In Canton, Miss., automaker Nissan is in violation of international labor standards on freedom of association through its aggressive interference with workers trying to exercise their fundamental right to organize a union , according to a new report released today by Mississippi NAACP President Derrick Johnson and international labor law expert Lance Compa.
Johnson says, “Nissan has launched a campaign of fear and intimidation” at the Canton plant, where some 4,000 workers are struggling for a voice at work to improve conditions and secure decent work for more members of their community.
Compa, a U.S. lawyer currently based in Europe, says that Nissan is not living up to the International Labor Organization (ILO) core labor standards, U.N. human rights principles and other international norms. Those standards ban employers from:
- Imposing pressure, instilling fear and making threats of any kind that undermine workers’ right to freedom of association.
- Creating an atmosphere of intimidation and fear with respect to union organizing.
- Pressuring or threatening retaliatory measures against workers if they choose union representation.

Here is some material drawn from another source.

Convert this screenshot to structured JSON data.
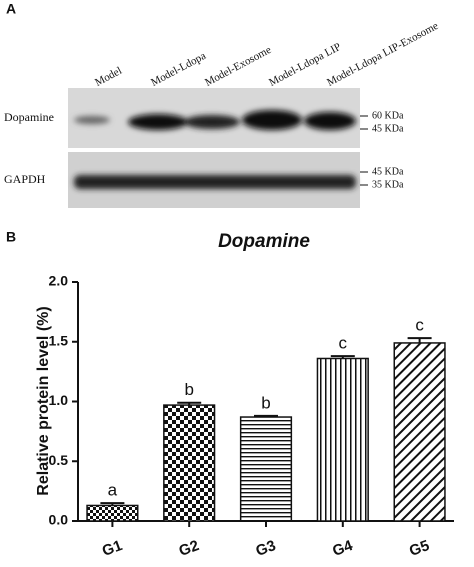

- Denying reasonable access for workers to hear from union representatives inside the workplace.
Workers’ descriptions of how they are treated behind the walls of the massive Nissan plant in Canton, Miss., affirm that Nissan is systematically interfering with the internationally recognized right to form a union.
In the report, Choosing Rights: Nissan in Canton, Miss., and Workers’ Freedom of Association Under International Human Rights Standards , workers describe intensive anti-union captive audience meetings in which they were forced to watch films and hear speeches filled with implicit threats of plant closure if they form a union, and one-on-one meetings with supervisors warning of dire consequences if they choose union representation.

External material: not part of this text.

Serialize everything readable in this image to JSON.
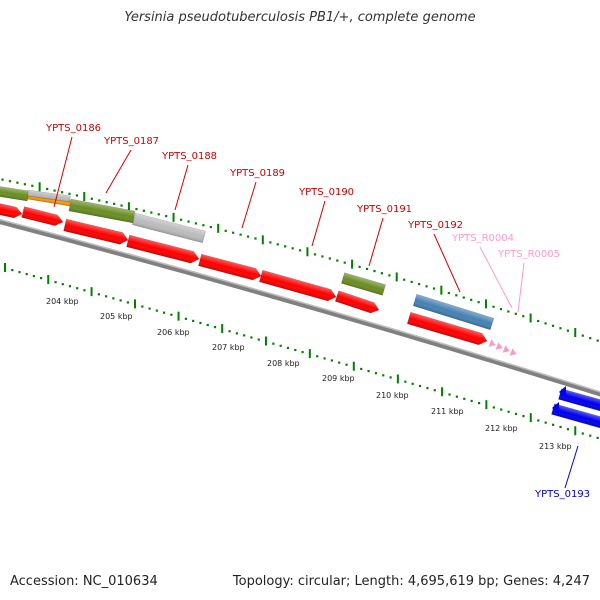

Also, the report says, Nissan targets its anti-union behavior at hundreds of “associates” or temporary workers, known as precarious workers globally, many of whom do the same work as regular Nissan employees but are paid lower wages and have less job security. The report concludes temp workers, because of their tenuous situation, often feel even more susceptible to the company’s intimidation and climate of fear if they support a union.
The report calls on Nissan to end its anti-union campaign and affirm the workers' right to organize; end its threats to close the plant if the workers vote for union representation; commit to bargain in good faith if the workers choose union representation; and grant access to UAW representatives so employees can receive information from the union inside the workplace.